Tusk visits Berlin to fix ties as risks of Trump’s return looms larger

Tusk visits Berlin to fix ties as risks of Trump’s return looms larger
Donald Tusk will reportedly seek support from Germany and France for the way the Polish government is restoring the rule of law. / bne IntelliNews
By Wojciech Kosc in Warsaw February 12, 2024

Poland’s Prime Minister Donald Tusk visits Germany on February 12, on only his third trip abroad since taking office in mid-December.

The Berlin visit – which is taking place alongside Paris on the same day – will be an attempt at mending ties with Germany that Tusk’s predecessors from Law and Justice (PiS) strained. That should give the now-dormant alliance of Poland, Germany, and France – the so-called Weimar Triangle – a new impetus ahead of Donald Trump’s possible triumph in the US election later this year.

Tusk’s meetings with German Chancellor Olaf Scholz and French President Emmanuel Macron will enable the Polish leader to announce Warsaw’s return to the centre of EU politics.

Tusk will seek “support from Germany and France … for the way the head of the Polish government is restoring the rule of law,” the newspaper Rzeczpospolita wrote in an analysis. Tusk’s wrestling the control of public media and the judiciary out of PiS has generated controversy for being a “coup” under the guise of restoring democratic governance.

Defence is also expected to play a particularly important role in the talks. Tusk will want to have Scholz and Macron understand “the necessity of deepening the European defence policy, in case Trump wins the election”.
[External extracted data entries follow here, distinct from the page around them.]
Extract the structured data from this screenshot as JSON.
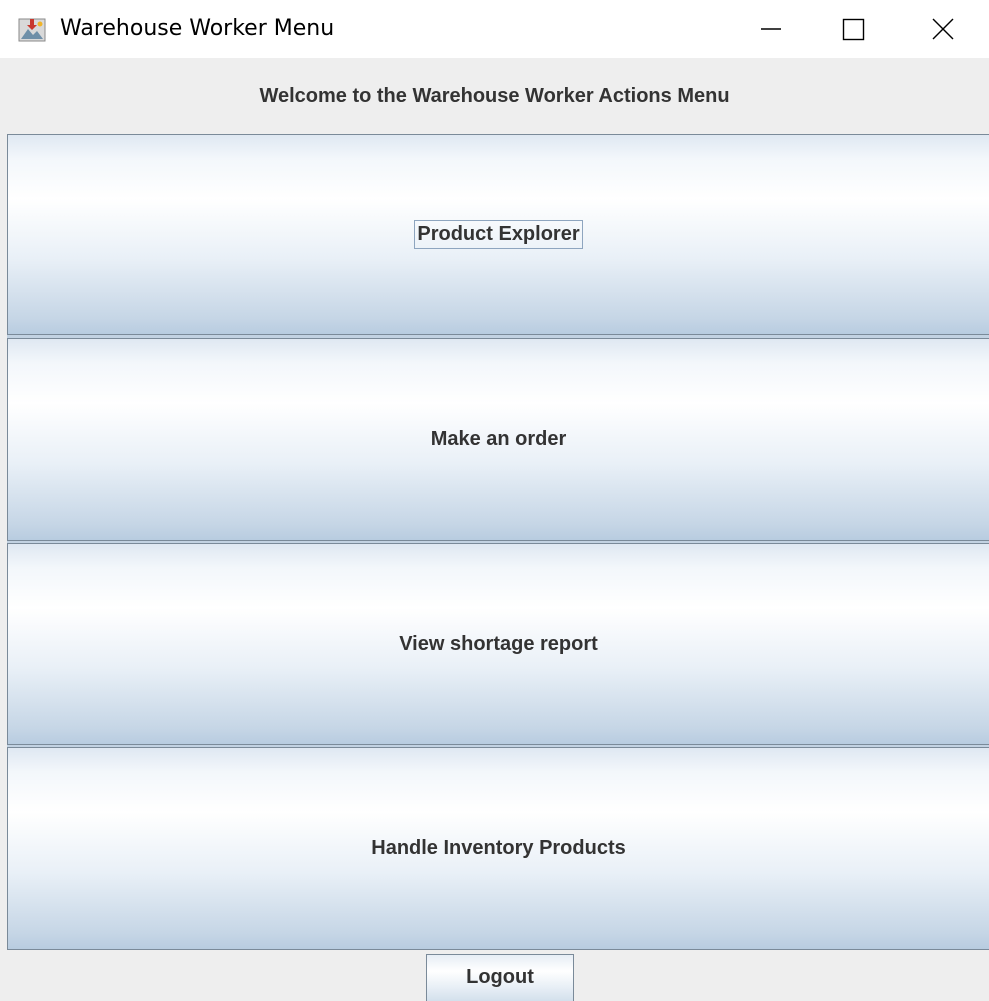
{
  "window": {
    "title": "Warehouse Worker Menu",
    "controls": {
      "minimize": "minimize",
      "maximize": "maximize",
      "close": "close"
    }
  },
  "header": {
    "welcome": "Welcome to the Warehouse Worker Actions Menu"
  },
  "actions": [
    {
      "label": "Product Explorer",
      "focused": true
    },
    {
      "label": "Make an order",
      "focused": false
    },
    {
      "label": "View shortage report",
      "focused": false
    },
    {
      "label": "Handle Inventory Products",
      "focused": false
    }
  ],
  "footer": {
    "logout_label": "Logout"
  },
  "colors": {
    "window_bg": "#eeeeee",
    "text": "#333333",
    "button_border": "#7a8a99",
    "button_gradient_light": "#ffffff",
    "button_gradient_dark": "#b8cce0"
  },
  "icons": {
    "app": "java-app-icon",
    "minimize": "minimize-icon",
    "maximize": "maximize-icon",
    "close": "close-icon"
  }
}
Tusk is coming to Paris and Berlin right after Trump told a rally in South Carolina that if Nato member states do not pay up for their defence, he would encourage Russia to do “whatever the hell with them”.
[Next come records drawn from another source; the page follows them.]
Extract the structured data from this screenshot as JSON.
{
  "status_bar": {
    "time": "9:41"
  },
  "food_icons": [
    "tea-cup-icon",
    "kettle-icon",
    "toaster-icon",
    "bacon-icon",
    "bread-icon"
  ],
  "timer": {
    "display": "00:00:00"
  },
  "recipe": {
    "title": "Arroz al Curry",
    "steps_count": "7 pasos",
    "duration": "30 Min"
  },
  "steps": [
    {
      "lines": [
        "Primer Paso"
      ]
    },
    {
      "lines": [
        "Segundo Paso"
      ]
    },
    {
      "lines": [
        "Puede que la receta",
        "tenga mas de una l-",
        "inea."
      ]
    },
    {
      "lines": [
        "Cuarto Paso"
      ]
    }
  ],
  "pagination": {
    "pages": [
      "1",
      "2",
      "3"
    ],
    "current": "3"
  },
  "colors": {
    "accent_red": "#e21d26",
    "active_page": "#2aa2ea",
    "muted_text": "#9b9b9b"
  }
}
Polish Defence Minister Wladyslaw Kosiniak-Kamysz commented on X: "Nato's motto 'one for all, all for one' is a concrete commitment. Undermining the credibility of allied countries means weakening the entire Nato. No election campaign is an excuse for playing with the security of the Alliance."
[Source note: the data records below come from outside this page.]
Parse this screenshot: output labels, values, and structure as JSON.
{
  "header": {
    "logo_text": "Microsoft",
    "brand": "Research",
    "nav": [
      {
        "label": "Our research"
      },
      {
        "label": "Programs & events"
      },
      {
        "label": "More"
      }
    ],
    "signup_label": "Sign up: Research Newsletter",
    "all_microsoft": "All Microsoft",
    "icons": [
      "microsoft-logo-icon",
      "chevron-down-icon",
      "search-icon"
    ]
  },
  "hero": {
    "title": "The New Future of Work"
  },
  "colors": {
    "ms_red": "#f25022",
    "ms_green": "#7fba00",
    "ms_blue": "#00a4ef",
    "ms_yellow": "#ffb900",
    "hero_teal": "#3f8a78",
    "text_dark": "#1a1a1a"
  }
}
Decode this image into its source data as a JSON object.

In this context, the Weimar Triangle leaders are expected to announce tighter cooperation in defence. That might include talking Scholz into joining the EU’s European Peace Facility, a defence fund, and building an ammunition plant in Poland by the German company Rheinmetall.

Tusk might also give some hints as to the looming reform of how the EU is making its decisions, even though he is likely to be very cautious on the issue, given his party is facing another election at home in April when Poles will vote on their local governments.

The campaign for the local elections is gathering pace in Poland now and the opposition’s Law and Justice (PiS) – which the Tusk-led coalition defeated in October – will use every opportunity to attack the PM, especially for his dealings with Germany.

Tusk’s return to power last year took place amidst cries from the PiS camp that the new prime minister is a “German agent” who will undo PiS’ strategy of strengthening Poland’s sovereignty to make Poland a Berlin underling.

For years, PiS would paint Germany – Poland’s key trade partner – as a hostile power, keen at geopolitical mischief. Some of the criticism was on point, like when it highlighted Berlin’s willingness to work with Moscow to hook Europe up on Russian gas, a plan ended by Russia’s attacking Ukraine two years ago. 

Warsaw would also say Berlin aims to transform the EU into a Germany-led federation, which, PiS-leaning media would say, would smack of a “new Reich”. The historic reference remains potent in Poland, which Nazi Germany turned to rubble during World War Two, killing 6mn of its people.

The PiS government began pushing for Germany to pay €1.3 trillion in reparations to Poland for the wartime destruction. 

Tusk’s Foreign Minister Radoslaw Sikorski hinted recently that Poland was ready to tone down the rhetoric even though, he also said, Germany’s wartime memory is “porous” when it comes to “what they did to Polish civilians”.

“Money is a difficult thing in time of war and crisis. We are asking the German government to prepare a package that will convince our public opinion and show them they are ready to deal with this matter,” Sikorski told Der Spiegel last week.